A briefcase of Banksy's "Di-Faced Tenners"

Other than the sweet little paint-brush-holding rat, the best pieces on display at BanksyLand are the blatantly ironic ones. You don’t have to be an art expert to pick up on the sardonically placed pink bow atop the war copter in “Happy Choppers,” or the smiley-faced grim reaper in “Wrong War.” Another piece, which definitely needed introduction (which I got from the VIP guided tour) was a steel briefcase filled with bills plastered with a headshot of Princess Diana giving side-eye. Apparently, Banksy printed these before throwing them out into the audience of an art gallery, attempting to circulate them and create his own currency—underlining the fundamental uselessness of money in the process.

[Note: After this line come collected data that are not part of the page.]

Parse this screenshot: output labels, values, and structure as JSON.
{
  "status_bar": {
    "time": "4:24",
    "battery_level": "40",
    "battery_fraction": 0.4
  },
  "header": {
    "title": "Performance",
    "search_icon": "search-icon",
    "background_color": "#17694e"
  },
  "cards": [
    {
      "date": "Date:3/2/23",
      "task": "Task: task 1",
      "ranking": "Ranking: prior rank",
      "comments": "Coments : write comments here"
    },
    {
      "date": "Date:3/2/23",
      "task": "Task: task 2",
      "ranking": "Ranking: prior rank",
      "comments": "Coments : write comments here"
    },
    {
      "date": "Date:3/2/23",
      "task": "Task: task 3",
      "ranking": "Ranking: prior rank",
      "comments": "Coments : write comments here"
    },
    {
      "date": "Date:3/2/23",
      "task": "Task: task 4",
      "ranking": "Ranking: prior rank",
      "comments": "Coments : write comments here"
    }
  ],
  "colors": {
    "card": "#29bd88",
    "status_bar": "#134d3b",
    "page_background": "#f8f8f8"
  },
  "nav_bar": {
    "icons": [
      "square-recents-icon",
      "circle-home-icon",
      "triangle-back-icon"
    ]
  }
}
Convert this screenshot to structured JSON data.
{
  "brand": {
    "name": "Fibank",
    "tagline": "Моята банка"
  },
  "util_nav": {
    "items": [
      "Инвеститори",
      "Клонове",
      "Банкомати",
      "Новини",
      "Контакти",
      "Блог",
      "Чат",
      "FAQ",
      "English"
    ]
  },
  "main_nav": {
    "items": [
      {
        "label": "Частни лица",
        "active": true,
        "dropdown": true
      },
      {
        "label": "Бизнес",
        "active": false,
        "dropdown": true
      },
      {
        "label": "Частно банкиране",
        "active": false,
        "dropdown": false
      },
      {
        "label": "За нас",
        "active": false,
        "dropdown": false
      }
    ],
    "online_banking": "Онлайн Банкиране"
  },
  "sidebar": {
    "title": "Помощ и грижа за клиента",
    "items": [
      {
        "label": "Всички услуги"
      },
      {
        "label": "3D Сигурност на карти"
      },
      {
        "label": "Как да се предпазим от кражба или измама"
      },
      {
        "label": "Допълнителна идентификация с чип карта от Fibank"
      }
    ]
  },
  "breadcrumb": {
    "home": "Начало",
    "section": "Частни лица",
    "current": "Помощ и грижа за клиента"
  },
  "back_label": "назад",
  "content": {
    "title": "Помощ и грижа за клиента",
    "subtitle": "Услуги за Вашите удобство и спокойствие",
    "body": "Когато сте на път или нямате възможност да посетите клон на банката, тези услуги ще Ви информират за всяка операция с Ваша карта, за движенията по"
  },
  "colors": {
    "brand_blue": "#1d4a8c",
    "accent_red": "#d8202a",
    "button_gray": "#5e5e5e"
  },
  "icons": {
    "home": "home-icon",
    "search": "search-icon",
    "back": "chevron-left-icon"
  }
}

BanksyLand Portland will be open until this Sunday, May 8, and we suggest you check it out. Maybe even take your mom as a Mother’s Day gift—she’ll especially love the inspirational Banksy quotes lining the walls, including the  made-me-snort, “One original thought is worth 1000 meaningless quotes.”  You’ll definitely learn something you didn’t know about Banksy before, will possibly be inspired by his pre-Trump era artistic premonitions, and will definitely be amazed at the stuff this guy’s been able to pull off.